Semantic Cache Policy — Applies vector similarity matching for caching decisions, where the stakes of a mismatch are low and the performance benefits are measurable. You configure the tolerance and TTL; the policy handles the rest.
AI Gateway with built-in semantic caching — For teams using LLMs in production, the AI Gateway includes semantic caching as a one-toggle feature alongside cost controls, provider routing, and observability.
Edge-native deployment — All of this runs across 300+ global edge locations. Adding a classification layer (semantic or programmatic) is only practical if the gateway itself is fast.
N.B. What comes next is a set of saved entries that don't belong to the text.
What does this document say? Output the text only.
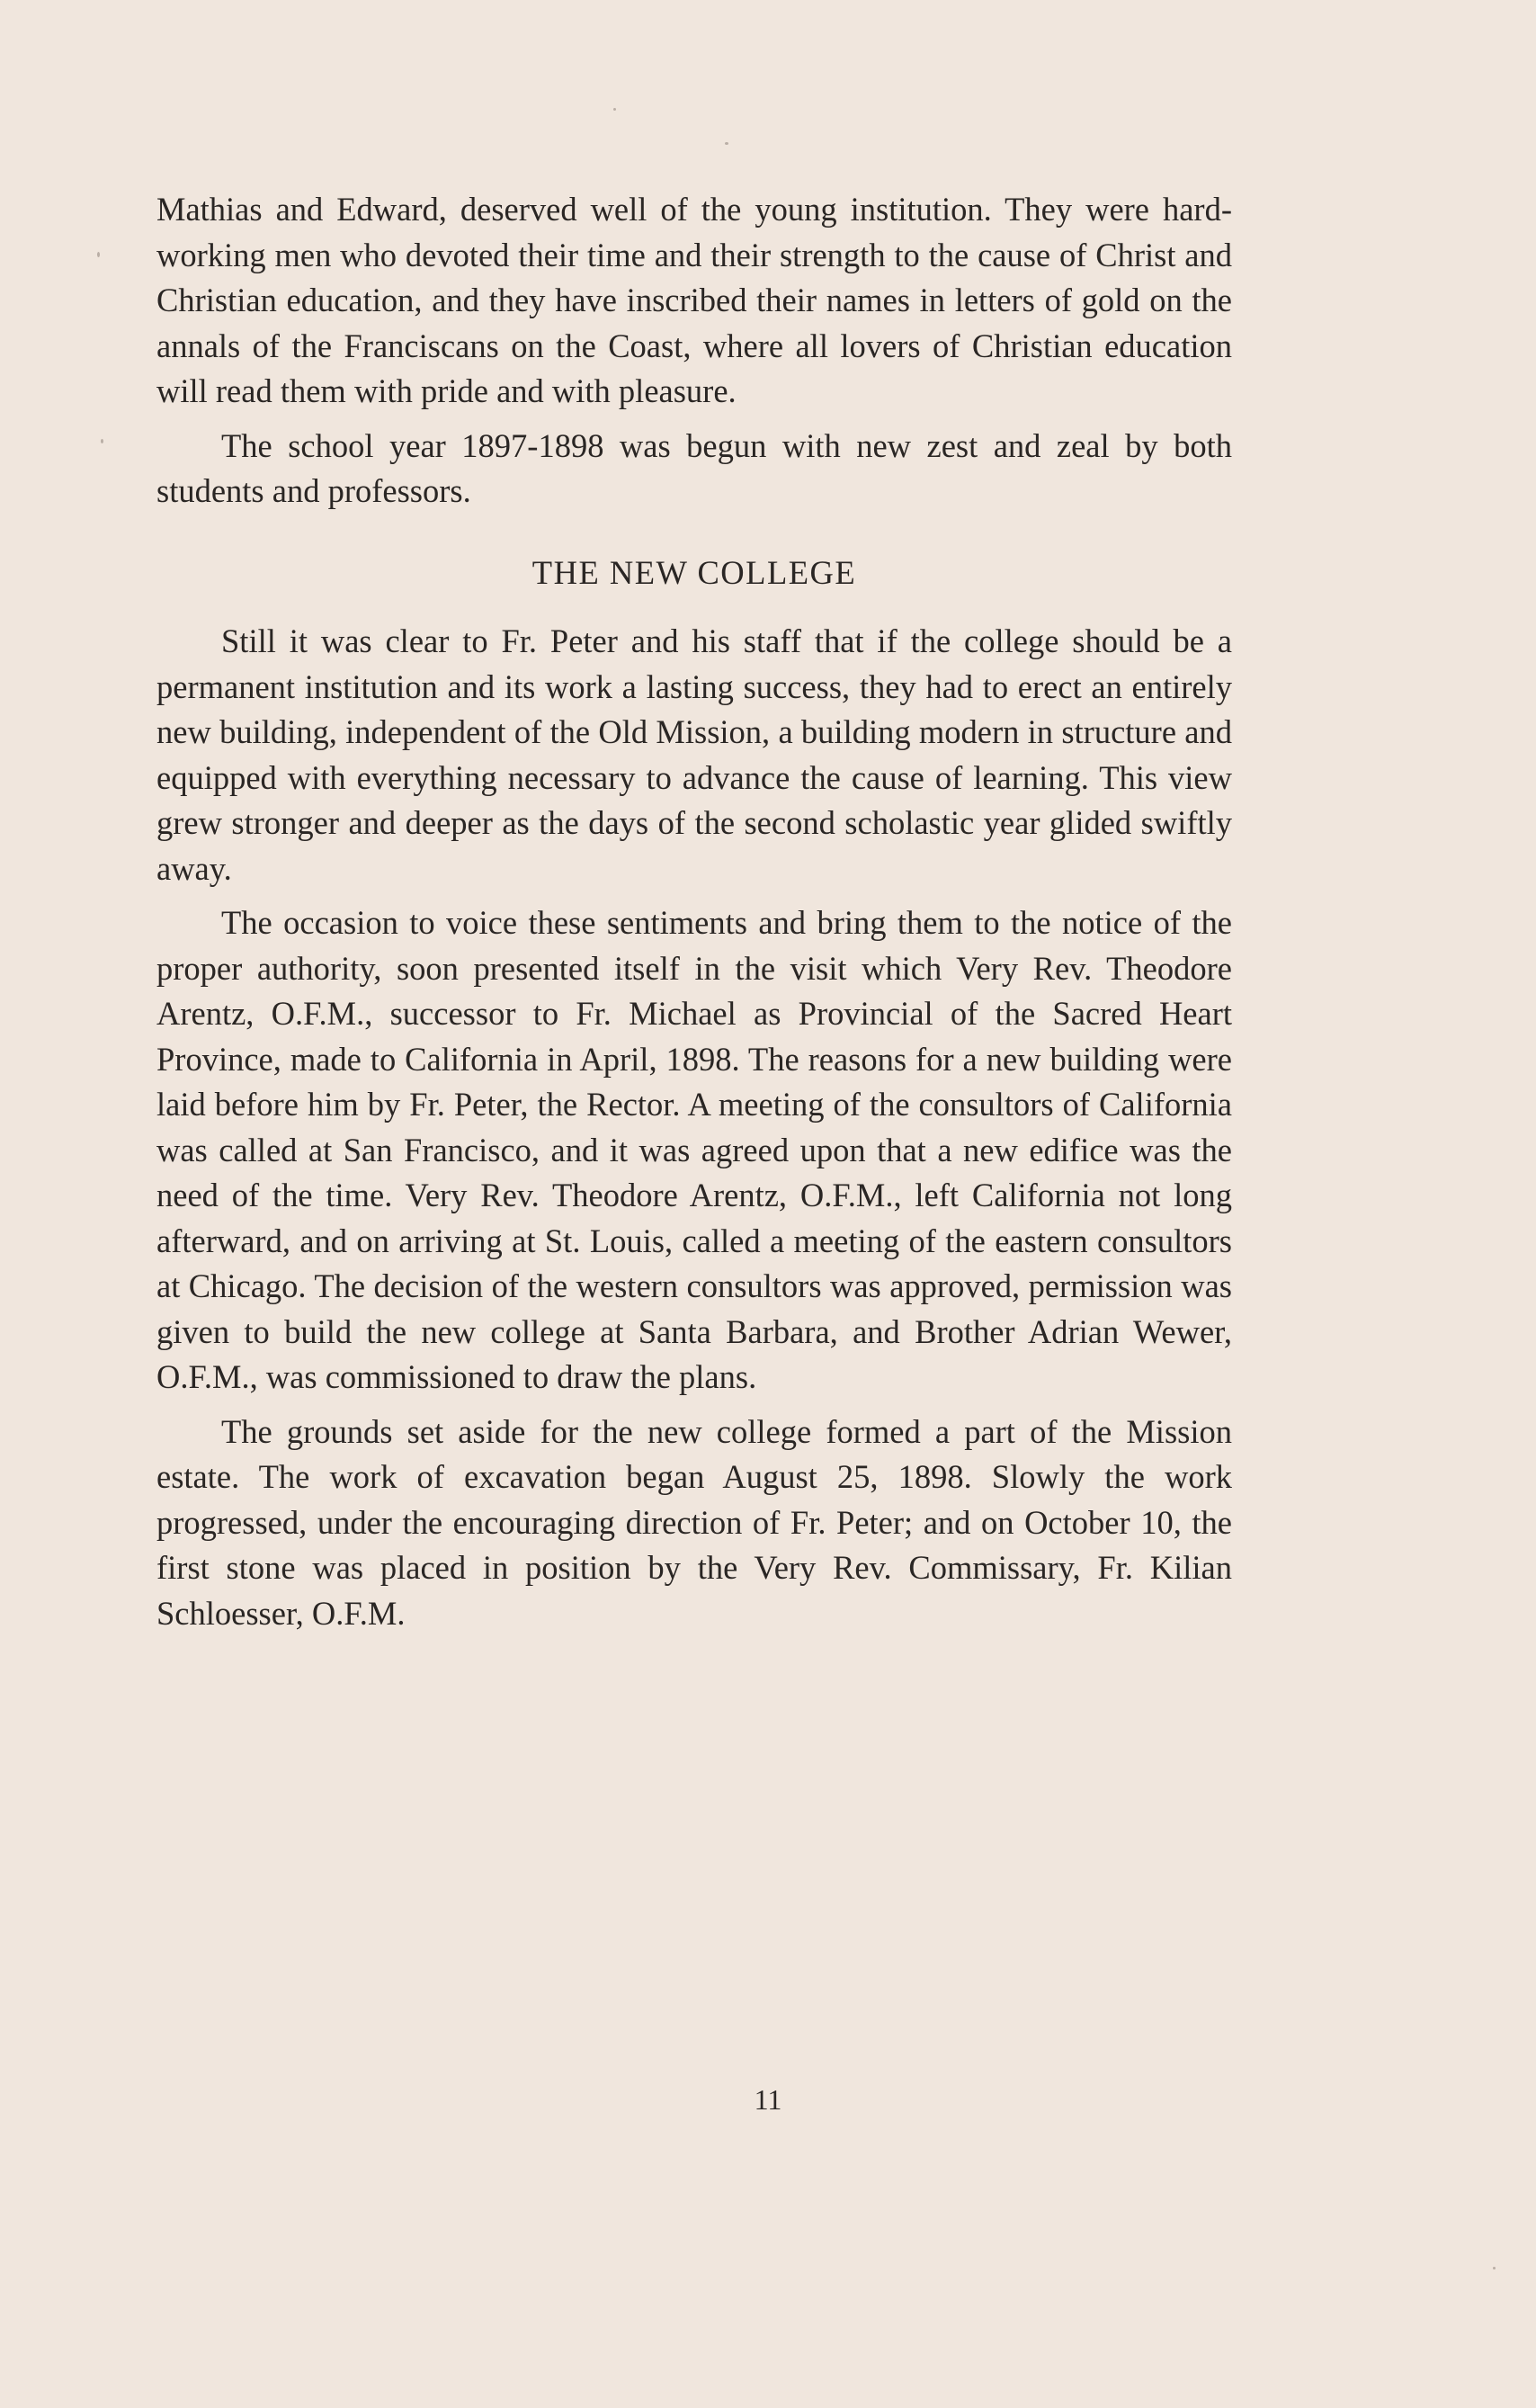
Mathias and Edward, deserved well of the young institution. They were hard-working men who devoted their time and their strength to the cause of Christ and Christian education, and they have inscribed their names in letters of gold on the annals of the Franciscans on the Coast, where all lovers of Christian education will read them with pride and with pleasure.

The school year 1897-1898 was begun with new zest and zeal by both students and professors.

THE NEW COLLEGE

Still it was clear to Fr. Peter and his staff that if the college should be a permanent institution and its work a lasting success, they had to erect an entirely new building, independent of the Old Mission, a building modern in structure and equipped with everything necessary to advance the cause of learning. This view grew stronger and deeper as the days of the second scholastic year glided swiftly away.

The occasion to voice these sentiments and bring them to the notice of the proper authority, soon presented itself in the visit which Very Rev. Theodore Arentz, O.F.M., successor to Fr. Michael as Provincial of the Sacred Heart Province, made to California in April, 1898. The reasons for a new building were laid before him by Fr. Peter, the Rector. A meeting of the consultors of California was called at San Francisco, and it was agreed upon that a new edifice was the need of the time. Very Rev. Theodore Arentz, O.F.M., left California not long afterward, and on arriving at St. Louis, called a meeting of the eastern consultors at Chicago. The decision of the western consultors was approved, permission was given to build the new college at Santa Barbara, and Brother Adrian Wewer, O.F.M., was commissioned to draw the plans.

The grounds set aside for the new college formed a part of the Mission estate. The work of excavation began August 25, 1898. Slowly the work progressed, under the encouraging direction of Fr. Peter; and on October 10, the first stone was placed in position by the Very Rev. Commissary, Fr. Kilian Schloesser, O.F.M.

11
Processing policies close to your users keeps the overhead manageable.
GitOps-first workflow — Policies are code committed to your repository, reviewed in pull requests, and deployed through branch previews. When Kong says “train your gateway with embeddings,” Zuplo says “commit your policy to Git.”
Conclusion
Semantic gateway policies represent a genuine architectural innovation for handling unstructured AI traffic. Vector embeddings can recognize meaning in ways that keyword matching cannot, and that capability will find its place in the AI infrastructure stack.
But “semantic” is not a synonym for “better.” The right question is where semantic classification belongs in your governance architecture and where explicit, programmatic logic is the safer choice.
For caching, semantic similarity is a natural fit — the failure mode is acceptable and the performance gains are real. For security and compliance decisions, programmatic policies remain more appropriate because they are explainable, testable, and auditable in ways that vector similarity matching is not.
The most durable architectures will combine both: semantic signals informing programmatic decisions, with semantic caching handling the performance layer independently. Zuplo’s toolset is designed for exactly this — giving you the primitives to build the right combination for your traffic patterns and compliance requirements.